Si uno cree demasiado termina por convertir toda su realidad en función de su imaginación cuya naturaleza no es la de la mente en armónica relación con el cuerpo. La dificultad que se presenta a la hora de trabajar en las composiciones, es que se diluyen completamente los lazos que unen su mente con el cuerpo y éste queda supeditado completamente al influjo corrosivo de aquella. Buscando por todos lados, en sus reflexiones, que iluminan cada rincón de la memoria, querría encontrar y tomar un bien, constituido de acuerdo a la lógica de las formas y la moral de su época. Pero pronto comprende que la vida mental de las personas es finita como la carcasa que habitan. Sin embargo, intuye que puede haber un más. Un otro, los otros del futuro, semillas de su propia estirpe, la fluencia de su descendencia y ascendencia en la vida y en la muerte. No vivirá mucho su rostro mortificado. Y sabe que debe ajustarse a determinadas disciplinas en relación a su labor social, su empleo, su familia, su conducta moral.  El hombre debe encontrar su centro. Su estabilidad en el mundo. Buscar los acordes precisos y preciosos para cantar la armonía universal. Debe agotarse en el esfuerzo siempre diario, constante, antes de desprenderse de la envoltura falible que le cobijó en su paso por el mundo. Debe buscar siempre el bien. Para su familia, para sí mismo y así para con sus congéneres quienes son una extensión de su familia y tributar a la divinidad las gracias de su oficio.

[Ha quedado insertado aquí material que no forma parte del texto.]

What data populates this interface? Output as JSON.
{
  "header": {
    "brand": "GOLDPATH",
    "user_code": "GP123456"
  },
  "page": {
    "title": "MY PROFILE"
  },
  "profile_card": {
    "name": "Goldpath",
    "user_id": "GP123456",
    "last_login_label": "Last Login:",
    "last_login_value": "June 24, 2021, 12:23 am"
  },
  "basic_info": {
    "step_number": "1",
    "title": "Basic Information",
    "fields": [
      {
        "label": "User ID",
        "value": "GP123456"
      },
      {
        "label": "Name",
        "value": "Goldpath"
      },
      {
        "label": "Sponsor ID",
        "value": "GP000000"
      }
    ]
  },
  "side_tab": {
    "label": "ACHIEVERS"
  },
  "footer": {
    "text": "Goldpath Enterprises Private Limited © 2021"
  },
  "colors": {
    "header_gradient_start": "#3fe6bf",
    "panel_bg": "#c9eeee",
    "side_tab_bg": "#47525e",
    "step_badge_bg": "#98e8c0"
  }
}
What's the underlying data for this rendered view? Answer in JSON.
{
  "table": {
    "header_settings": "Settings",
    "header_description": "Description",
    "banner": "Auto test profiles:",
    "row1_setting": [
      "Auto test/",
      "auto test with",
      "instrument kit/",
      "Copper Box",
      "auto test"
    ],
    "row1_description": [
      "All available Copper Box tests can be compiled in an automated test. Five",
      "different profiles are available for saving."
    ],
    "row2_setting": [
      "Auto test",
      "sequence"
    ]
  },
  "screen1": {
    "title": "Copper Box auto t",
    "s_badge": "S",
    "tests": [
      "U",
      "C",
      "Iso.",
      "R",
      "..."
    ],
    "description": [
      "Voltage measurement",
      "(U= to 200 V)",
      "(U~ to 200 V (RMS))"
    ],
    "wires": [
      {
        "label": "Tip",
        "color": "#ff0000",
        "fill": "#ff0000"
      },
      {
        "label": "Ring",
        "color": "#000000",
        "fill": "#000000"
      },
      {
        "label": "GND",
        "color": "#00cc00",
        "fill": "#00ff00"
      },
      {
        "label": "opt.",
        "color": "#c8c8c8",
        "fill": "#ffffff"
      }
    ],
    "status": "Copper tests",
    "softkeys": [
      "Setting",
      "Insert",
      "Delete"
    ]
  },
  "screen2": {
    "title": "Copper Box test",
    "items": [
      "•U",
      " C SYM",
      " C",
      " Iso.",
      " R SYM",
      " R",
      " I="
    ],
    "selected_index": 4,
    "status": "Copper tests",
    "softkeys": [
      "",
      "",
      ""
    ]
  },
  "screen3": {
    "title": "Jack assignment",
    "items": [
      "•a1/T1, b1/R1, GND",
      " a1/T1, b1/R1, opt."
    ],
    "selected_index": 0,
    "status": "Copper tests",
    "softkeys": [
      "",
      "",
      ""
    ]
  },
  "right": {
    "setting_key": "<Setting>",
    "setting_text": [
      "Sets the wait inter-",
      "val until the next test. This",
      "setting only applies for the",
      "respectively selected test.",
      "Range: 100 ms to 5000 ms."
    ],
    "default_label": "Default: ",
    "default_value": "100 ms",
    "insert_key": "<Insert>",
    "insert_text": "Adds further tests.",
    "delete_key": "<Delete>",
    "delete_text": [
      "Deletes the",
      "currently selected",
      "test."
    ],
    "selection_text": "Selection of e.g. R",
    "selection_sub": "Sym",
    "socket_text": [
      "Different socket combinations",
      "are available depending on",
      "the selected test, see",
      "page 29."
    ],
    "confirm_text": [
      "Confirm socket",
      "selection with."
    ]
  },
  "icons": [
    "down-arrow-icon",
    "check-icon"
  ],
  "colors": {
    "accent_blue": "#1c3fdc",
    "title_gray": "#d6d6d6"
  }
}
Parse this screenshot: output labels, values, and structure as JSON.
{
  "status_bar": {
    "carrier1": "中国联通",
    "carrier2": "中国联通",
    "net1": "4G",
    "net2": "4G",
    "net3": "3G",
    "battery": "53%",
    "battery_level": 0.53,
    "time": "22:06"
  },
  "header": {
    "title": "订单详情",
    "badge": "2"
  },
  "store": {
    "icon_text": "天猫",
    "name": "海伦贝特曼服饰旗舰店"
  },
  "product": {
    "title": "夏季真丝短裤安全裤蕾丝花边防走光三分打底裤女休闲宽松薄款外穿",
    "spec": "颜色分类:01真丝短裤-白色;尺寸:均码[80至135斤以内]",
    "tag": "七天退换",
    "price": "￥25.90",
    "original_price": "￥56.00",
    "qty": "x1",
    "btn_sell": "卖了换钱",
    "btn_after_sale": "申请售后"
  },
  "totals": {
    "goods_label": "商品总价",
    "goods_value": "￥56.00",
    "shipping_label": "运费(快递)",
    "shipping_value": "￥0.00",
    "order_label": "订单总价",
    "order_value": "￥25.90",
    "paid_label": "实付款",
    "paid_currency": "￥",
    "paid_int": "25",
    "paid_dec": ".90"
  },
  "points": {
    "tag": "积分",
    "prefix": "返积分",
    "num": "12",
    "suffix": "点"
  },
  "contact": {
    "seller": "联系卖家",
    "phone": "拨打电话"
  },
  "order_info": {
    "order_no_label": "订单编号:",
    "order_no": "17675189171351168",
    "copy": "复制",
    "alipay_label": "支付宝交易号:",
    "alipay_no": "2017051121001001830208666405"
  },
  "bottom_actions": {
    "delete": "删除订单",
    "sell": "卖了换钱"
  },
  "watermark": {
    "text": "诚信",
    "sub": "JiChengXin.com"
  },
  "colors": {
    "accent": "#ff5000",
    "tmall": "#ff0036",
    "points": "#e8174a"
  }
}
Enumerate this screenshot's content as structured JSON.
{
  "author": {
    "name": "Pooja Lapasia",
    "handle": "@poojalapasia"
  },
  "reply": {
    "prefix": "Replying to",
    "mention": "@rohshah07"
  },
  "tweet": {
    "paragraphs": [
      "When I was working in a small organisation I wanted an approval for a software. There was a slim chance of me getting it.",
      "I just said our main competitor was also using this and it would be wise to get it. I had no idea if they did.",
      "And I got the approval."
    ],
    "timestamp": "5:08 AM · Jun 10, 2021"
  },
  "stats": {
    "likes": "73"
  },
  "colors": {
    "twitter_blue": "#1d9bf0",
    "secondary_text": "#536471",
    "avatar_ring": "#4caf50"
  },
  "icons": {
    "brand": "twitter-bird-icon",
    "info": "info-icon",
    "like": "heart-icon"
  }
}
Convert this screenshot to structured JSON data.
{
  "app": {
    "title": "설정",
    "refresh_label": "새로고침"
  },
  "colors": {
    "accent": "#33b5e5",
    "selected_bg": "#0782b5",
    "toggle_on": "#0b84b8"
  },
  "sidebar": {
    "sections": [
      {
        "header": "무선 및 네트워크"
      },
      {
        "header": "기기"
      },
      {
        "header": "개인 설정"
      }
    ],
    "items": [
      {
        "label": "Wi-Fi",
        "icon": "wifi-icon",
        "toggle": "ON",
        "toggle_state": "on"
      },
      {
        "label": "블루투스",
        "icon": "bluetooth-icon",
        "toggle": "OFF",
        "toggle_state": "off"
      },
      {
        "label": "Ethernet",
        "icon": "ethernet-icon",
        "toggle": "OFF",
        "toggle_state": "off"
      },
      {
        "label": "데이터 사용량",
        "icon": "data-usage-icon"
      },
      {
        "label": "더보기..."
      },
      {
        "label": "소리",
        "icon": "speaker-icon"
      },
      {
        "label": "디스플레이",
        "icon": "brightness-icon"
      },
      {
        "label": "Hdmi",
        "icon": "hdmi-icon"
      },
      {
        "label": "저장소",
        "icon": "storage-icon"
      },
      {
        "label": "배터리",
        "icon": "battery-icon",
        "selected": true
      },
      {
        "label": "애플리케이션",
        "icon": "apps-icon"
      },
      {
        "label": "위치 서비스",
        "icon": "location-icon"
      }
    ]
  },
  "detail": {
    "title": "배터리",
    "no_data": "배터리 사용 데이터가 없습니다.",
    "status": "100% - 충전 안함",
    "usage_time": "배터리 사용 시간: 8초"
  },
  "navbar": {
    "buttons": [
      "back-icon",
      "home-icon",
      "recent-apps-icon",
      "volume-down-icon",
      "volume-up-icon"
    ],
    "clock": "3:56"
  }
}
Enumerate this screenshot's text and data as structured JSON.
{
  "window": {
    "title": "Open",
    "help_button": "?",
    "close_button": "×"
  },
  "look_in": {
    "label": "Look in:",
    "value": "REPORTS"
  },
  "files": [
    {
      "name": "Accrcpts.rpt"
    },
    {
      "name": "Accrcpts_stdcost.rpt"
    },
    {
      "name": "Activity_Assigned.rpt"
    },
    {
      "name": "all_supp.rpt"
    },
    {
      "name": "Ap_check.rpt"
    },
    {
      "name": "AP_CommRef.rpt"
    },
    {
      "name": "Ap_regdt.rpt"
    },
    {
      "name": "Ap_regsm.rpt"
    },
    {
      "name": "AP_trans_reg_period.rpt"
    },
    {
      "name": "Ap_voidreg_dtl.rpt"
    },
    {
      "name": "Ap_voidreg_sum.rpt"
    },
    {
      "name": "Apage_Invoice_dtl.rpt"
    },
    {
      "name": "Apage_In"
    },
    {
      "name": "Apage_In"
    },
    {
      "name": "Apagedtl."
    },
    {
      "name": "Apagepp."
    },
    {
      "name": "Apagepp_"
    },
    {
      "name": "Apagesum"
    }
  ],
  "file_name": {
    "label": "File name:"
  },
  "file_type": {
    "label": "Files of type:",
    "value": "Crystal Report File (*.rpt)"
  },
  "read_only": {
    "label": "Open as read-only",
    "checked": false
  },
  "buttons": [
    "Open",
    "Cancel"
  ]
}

El hombre honra lo divino con su trabajo. Y todos pagan el precio de sus arbitrariedades.

 

Se paseaba por su pequeña habitación, como la esperanza de lo eterno, con un traje de hombre rana. No era una extrañeza para quienes le conocían, y veían en ello, una curiosa puesta en escena, ya que, cuando no era de hombre rana, era de tortuga, o, las más de las veces, caracol. Cuando ello no era así y se hallaba en la más extrema soledad, se desnudaba del cuello a la cintura, ocupando en su rostro unos anteojos de marco metálico de un diseño al más puro estilo rey del rock. Pero todo ello no era lo extraño. Lo más extraño en su habitual conducta de poseso, era que, cada vez que le asaltaba una gran pena -que las tenía muchas- era el hecho de que tomaba una pinza, de esas que utilizan las chicas para afinar sus cejas – se la había robado a su hermana- se iba frente al espejo oval y, con su mano derecha, levantado el brazo izquierdo de manera que su sobaco quedara expuesto, se arrancaba con la brutalidad y rapidez de un rayo, un pelo, cuidadosamente designado por su sabia e inexorable intuición. Una vez realizada la operación, se rascaba la espalda con una aspiradora y luego de tomar un café bien cargado se iba al patio trasero a contemplar a los gatos que en la medida en que avanzaba la noche, les veía trasformarse en pequeños energúmenos fluorescentes. Esperaba que se acercaran para tomarlos por sorpresa, ya que estaba convencido de que le robaban sus pastillas.